The Methodist Church of Puerto Rico had recently been one of five charitable organizations that FEMA had left in charge of continuing the recovery activities. Through the church’s social arm, ReHace, and with $5 million from FEMA and $20 million from United Methodist Committee on Relief (UMCOR), they had hired more foremen, translators, civil engineers and caseworkers, and had stockpiled tools and supplies. They also found additional churches to host mission teams. ReHace is now serving 25 communities on the mainland and on the island of Vieques.
Ours was the first team to work on houses in the San Juan area. We were also the first to stay the week in Iglesia Metodista de Los Angles. Prior to this, because of its proximity to the airport, the church had been the holding area for teams working on different parts of the island. The church provided beds and mattresses, meals in a common area, and two vans.
Because our team was so large, ReHace divided us into two teams and set us to work on two different houses with two completely different issues. One house was in Tao Baja and the other was in San Juan. Both were occupied by a family; both measured 20 by 30 feet; and both were made of concrete block. At the beginning of the week, civil engineers came to reassess the projects and talk the foremen and team through what needed to be done. The metal trusses, cross beams, and corrugated metal sheets were delivered and work began. That’s where the similarities of the two projects ended.
The home in Tao Baja was occupied by an older man who lived on the second floor under a blue tarp to keep dry, and his mother lived on the first floor. Because this tarp and the house walls were in good condition, the team was able to start building and installing the support structure for the roof under the tarp. By the end of the week, this team was able to install a couple of the metal sheets and roll back part of the tarp. The older man christened his team the A-Team.

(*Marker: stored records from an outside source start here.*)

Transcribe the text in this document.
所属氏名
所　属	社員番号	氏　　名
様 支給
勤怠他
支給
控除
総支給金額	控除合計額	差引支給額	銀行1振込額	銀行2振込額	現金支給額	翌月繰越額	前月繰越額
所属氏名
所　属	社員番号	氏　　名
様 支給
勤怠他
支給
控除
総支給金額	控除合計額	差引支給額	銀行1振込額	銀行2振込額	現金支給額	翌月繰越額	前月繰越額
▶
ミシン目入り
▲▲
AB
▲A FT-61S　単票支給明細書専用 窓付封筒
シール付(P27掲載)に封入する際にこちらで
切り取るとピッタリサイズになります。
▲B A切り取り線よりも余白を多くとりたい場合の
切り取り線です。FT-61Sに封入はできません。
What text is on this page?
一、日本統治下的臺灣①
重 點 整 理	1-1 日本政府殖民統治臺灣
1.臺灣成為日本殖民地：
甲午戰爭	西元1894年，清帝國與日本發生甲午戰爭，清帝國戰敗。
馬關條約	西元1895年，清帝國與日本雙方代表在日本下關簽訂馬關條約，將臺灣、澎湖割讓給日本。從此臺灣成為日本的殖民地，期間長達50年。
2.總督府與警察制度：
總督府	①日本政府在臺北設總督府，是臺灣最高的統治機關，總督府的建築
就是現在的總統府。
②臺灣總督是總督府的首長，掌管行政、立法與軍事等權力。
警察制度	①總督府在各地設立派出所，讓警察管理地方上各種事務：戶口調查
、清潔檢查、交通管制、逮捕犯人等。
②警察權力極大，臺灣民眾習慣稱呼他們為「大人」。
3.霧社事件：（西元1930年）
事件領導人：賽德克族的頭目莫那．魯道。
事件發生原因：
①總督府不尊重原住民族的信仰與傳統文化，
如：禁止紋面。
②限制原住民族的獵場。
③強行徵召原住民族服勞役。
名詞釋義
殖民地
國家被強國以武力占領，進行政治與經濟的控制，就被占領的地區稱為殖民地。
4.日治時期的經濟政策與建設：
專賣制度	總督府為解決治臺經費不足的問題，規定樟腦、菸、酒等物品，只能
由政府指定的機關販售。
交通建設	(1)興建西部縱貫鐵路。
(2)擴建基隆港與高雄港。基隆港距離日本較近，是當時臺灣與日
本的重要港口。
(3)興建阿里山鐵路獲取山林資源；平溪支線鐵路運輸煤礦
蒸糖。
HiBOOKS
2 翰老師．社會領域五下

In the San Juan home, a family of four adults shared the first floor. The tarp covering the second floor was in tatters and rain leaked onto the first. To ready this house for a roof, much demolition had to be done before rebuilding could start: removing the tattered tarp and the rotted beams that held it up; removing the aluminum windows to pour cement columns and headers; and leveling the walls with concrete so they would be strong enough to hold the new roof. More rain fell and through the first of our week, so we felt discouraged. We also imagined the family shared this discouragement when they saw the pile of rubble grow, but no rebuilding on the top floor. By the end of the week, we had strong cement columns in place and started fastening cement forms to the walls. We regained our hope, and as we left the family gave us hugs and kisses.
By no means was the trip all work and no play. We all arrived on a Saturday, attended a church service with our hosts on Sunday, followed by a visit to sight see in Old San Juan. Throughout the week, groups ventured out to areas around the church to shop and enjoy ice cream after work. Although we had the opportunity to take a half day on Friday, we all wanted to continue working on our roofs to get as much done before our departure the following day. As we gathered at the airport to fly home, we were tired but full of smiles. Everyone was pleased with how God used our various talents and skills for this work.
We are pleased to report that on both projects, other UMVIM teams followed us to further the work we began on the homes. We count as a blessing to be a part of this connectional denomination. While we were there ReHace reported that teams were scheduled every week through March 2019 and they couldn’t accept any more teams or team members until April. What good news! With some 20,000 tarps to replace, it will take a long-term concerted effort. We would urge everyone to look for and join a team.